投稿: aya | 2013年9月 2日 (月) 02:04

ayaさん、
こちらこそありがとうございました。
5年も経っているのに思い出して個展の案内を送ってくださってうれしかったです。
彩さんは私のことを「好奇心が強いから」とおっしゃったけど、私にとってはそれより、ブログを通じてご縁をいただいた(逆にいうとブログをやってなければ知り合うこともなかった)方のハレの日を祝いたい気持ちのほうが強かったです。
たとえ絵を描いていたからといって誰にでも個展ができるわけじゃないし、彩さんにとっても、とても力の入った特別な6日間だと思ったので。

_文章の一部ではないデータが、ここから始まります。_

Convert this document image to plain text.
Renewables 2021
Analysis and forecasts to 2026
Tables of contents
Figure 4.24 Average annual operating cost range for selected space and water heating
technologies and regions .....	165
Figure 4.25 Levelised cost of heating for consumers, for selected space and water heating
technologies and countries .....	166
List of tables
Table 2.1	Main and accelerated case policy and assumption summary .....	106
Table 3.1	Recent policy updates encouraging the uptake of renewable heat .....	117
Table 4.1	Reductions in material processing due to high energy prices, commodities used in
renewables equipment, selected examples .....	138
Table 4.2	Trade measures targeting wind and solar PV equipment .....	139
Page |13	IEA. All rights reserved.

そして魔法のようにスムースに事が運ぶときって、それはすべて宇宙の摂理に合った正しい選択なのだと思います。
だからあれほどぴたっと美しい空間ができあがったんですね。
あらためて個展のご成功、おめでとうございます。

もっと時間があったら、きっともっといろいろお話しできただろうなって思います。
彩さん、『ドロシー&ハーブ』っていう映画観ましたか?
もしまだだったらぜひ見て!
アートにまつわるドキュメンタリー映画なんですけど、すごく面白いの。
権威やキャリアやネームバリューなんかに惑わされない、独自の審美眼を持った老夫婦のお話。
彩さんならきっと気に入ってくれると思います(^-^)

まだまだ暑い日が続きそうなので、
くれぐれもお身体ご自愛のほど。